OSHA’s reported estimate of the annual costs to businesses stemming from the new rule is $4.5 billion. However, OSHA also believes that changes made to workplaces in the effort to reduce injuries will save employers $9.1 billion each year in the form of improved productivity and decreased workers’ comp costs. Many business groups strongly disagree with OSHA’s calculations, estimating that the costs to make changes to the workplace, pay benefits to injured workers and establish ergonomics programs could actually range between $18 billion to about $125 billion per year.
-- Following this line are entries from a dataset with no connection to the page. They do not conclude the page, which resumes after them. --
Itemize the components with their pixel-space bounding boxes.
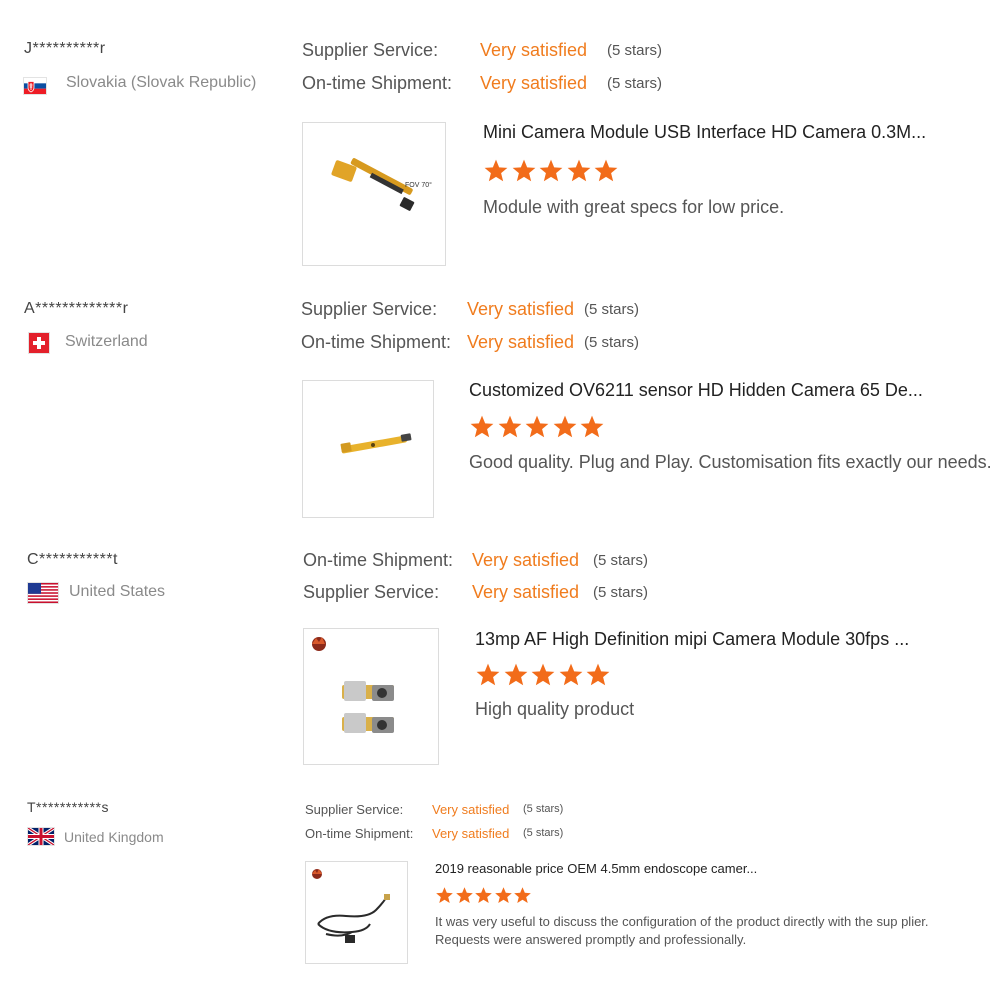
rating-count: (5 stars) <box>593 584 649 601</box>
rating-value: Very satisfied <box>472 582 580 602</box>
product-title-link[interactable]: 2019 reasonable price OEM 4.5mm endoscop… <box>435 861 757 876</box>
rating-count: (5 stars) <box>593 552 649 569</box>
rating-row: On-time Shipment: Very satisfied (5 star… <box>302 73 702 95</box>
supplier-logo-icon <box>312 637 326 651</box>
product-title-link[interactable]: Customized OV6211 sensor HD Hidden Camer… <box>469 380 923 401</box>
star-rating <box>469 414 607 440</box>
star-icon <box>504 663 527 686</box>
rating-row: Supplier Service: Very satisfied (5 star… <box>302 40 702 62</box>
star-icon <box>595 159 618 182</box>
endoscope-camera-image <box>317 894 390 943</box>
rating-count: (5 stars) <box>584 301 640 318</box>
rating-label: Supplier Service: <box>302 40 439 60</box>
reviewer-country: United Kingdom <box>64 829 164 845</box>
star-icon <box>475 887 492 904</box>
reviewer-country: Slovakia (Slovak Republic) <box>66 74 257 91</box>
switzerland-flag-icon <box>29 333 49 353</box>
rating-row: On-time Shipment: Very satisfied (5 star… <box>303 550 703 572</box>
rating-count: (5 stars) <box>523 803 564 815</box>
rating-value: Very satisfied <box>472 550 580 570</box>
product-thumbnail[interactable] <box>303 628 439 765</box>
star-rating <box>483 158 621 184</box>
product-title-link[interactable]: 13mp AF High Definition mipi Camera Modu… <box>475 629 909 650</box>
hidden-camera-image <box>340 433 412 454</box>
rating-value: Very satisfied <box>480 40 588 60</box>
rating-value: Very satisfied <box>480 73 588 93</box>
reviewer-country: United States <box>69 583 166 600</box>
rating-value: Very satisfied <box>467 299 575 319</box>
rating-label: On-time Shipment: <box>303 550 454 570</box>
slovakia-flag-icon <box>24 78 46 94</box>
product-thumbnail[interactable] <box>302 380 434 518</box>
star-rating <box>475 662 613 688</box>
rating-value: Very satisfied <box>432 802 510 817</box>
star-icon <box>587 663 610 686</box>
star-rating <box>435 886 533 905</box>
star-icon <box>476 663 500 686</box>
star-icon <box>531 663 555 686</box>
camera-module-image <box>331 158 415 211</box>
review-comment: Good quality. Plug and Play. Customisati… <box>469 452 992 472</box>
review-comment: High quality product <box>475 699 635 719</box>
reviewer-name: C***********t <box>27 551 118 568</box>
rating-label: Supplier Service: <box>305 802 404 817</box>
reviewer-name: J**********r <box>24 40 106 57</box>
star-icon <box>436 887 453 904</box>
star-icon <box>525 415 549 438</box>
rating-label: On-time Shipment: <box>305 826 414 841</box>
star-icon <box>567 159 591 182</box>
rating-count: (5 stars) <box>584 334 640 351</box>
star-icon <box>494 887 512 904</box>
star-icon <box>514 887 531 904</box>
product-title-link[interactable]: Mini Camera Module USB Interface HD Came… <box>483 122 926 143</box>
review-item: J**********r Slovakia (Slovak Republic) … <box>0 0 1000 270</box>
star-icon <box>581 415 604 438</box>
rating-count: (5 stars) <box>523 827 564 839</box>
rating-row: Supplier Service: Very satisfied (5 star… <box>301 299 701 321</box>
rating-row: On-time Shipment: Very satisfied (5 star… <box>305 826 605 844</box>
camera-module-image <box>342 681 394 733</box>
reviewer-country: Switzerland <box>65 333 148 350</box>
star-icon <box>498 415 521 438</box>
reviewer-name: A*************r <box>24 300 129 317</box>
star-icon <box>539 159 563 182</box>
rating-count: (5 stars) <box>607 42 663 59</box>
star-icon <box>455 887 473 904</box>
review-comment: Module with great specs for low price. <box>483 197 785 217</box>
product-thumbnail[interactable] <box>305 861 408 964</box>
rating-label: On-time Shipment: <box>301 332 452 352</box>
star-icon <box>470 415 494 438</box>
rating-value: Very satisfied <box>432 826 510 841</box>
star-icon <box>553 415 577 438</box>
star-icon <box>484 159 508 182</box>
reviewer-name: T***********s <box>27 799 109 815</box>
review-comment: It was very useful to discuss the config… <box>435 914 929 947</box>
rating-row: On-time Shipment: Very satisfied (5 star… <box>301 332 701 354</box>
star-icon <box>512 159 535 182</box>
product-image-caption: FOV 70° <box>405 181 432 189</box>
rating-label: Supplier Service: <box>301 299 438 319</box>
rating-label: Supplier Service: <box>303 582 440 602</box>
rating-row: Supplier Service: Very satisfied (5 star… <box>303 582 703 604</box>
product-thumbnail[interactable]: FOV 70° <box>302 122 446 266</box>
rating-label: On-time Shipment: <box>302 73 453 93</box>
rating-count: (5 stars) <box>607 75 663 92</box>
rating-row: Supplier Service: Very satisfied (5 star… <box>305 802 605 820</box>
supplier-logo-icon <box>312 869 322 879</box>
united-states-flag-icon <box>28 583 58 603</box>
united-kingdom-flag-icon <box>28 828 54 845</box>
star-icon <box>559 663 583 686</box>
rating-value: Very satisfied <box>467 332 575 352</box>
In 1998, Congress passed a law which was signed by President Clinton authorizing a study by the National Academy of Sciences (NAS), the purpose of which was to develop a scientific relationship between workplace injuries and repetitive stress injuries.

“We’re saying, ‘let’s slow the process down a little bit and wait for the NAS to finish its study,'” Myers said. “Despite this pending study, OSHA has decided to move fast-forward in getting this thing out there and getting it on the books before the ergonomics study by NAS is put on the table.”

Although the National Association of Independent Insurers (NAII) joined other insurance trade associations in developing formal comments on the ergo standard submitted to OSHA last Spring, Arlene Ryndak, workers’ compensation specialist for the NAII, said that the organization does not currently have set plans with respect to filing any legal challenges to the rule.

Of major concern, Ryndak said, is that two years ago “Congress specifically specified that a workers’ comp system should stay with the state. It should not be a federalized program. But the standard seems to be leaning [the] way of federalizing a workers’ compensation program.”

Ryndak commented on one of the changes made from the proposed to the final rule with respect to the amount of time companies must pay workers suffering from ergonomic injuries. “What OSHA tried to do to maybe appease the insurance industry was to cut the time frame from six months to 90 days,” she said. “Really that’s pretty inconsequential.”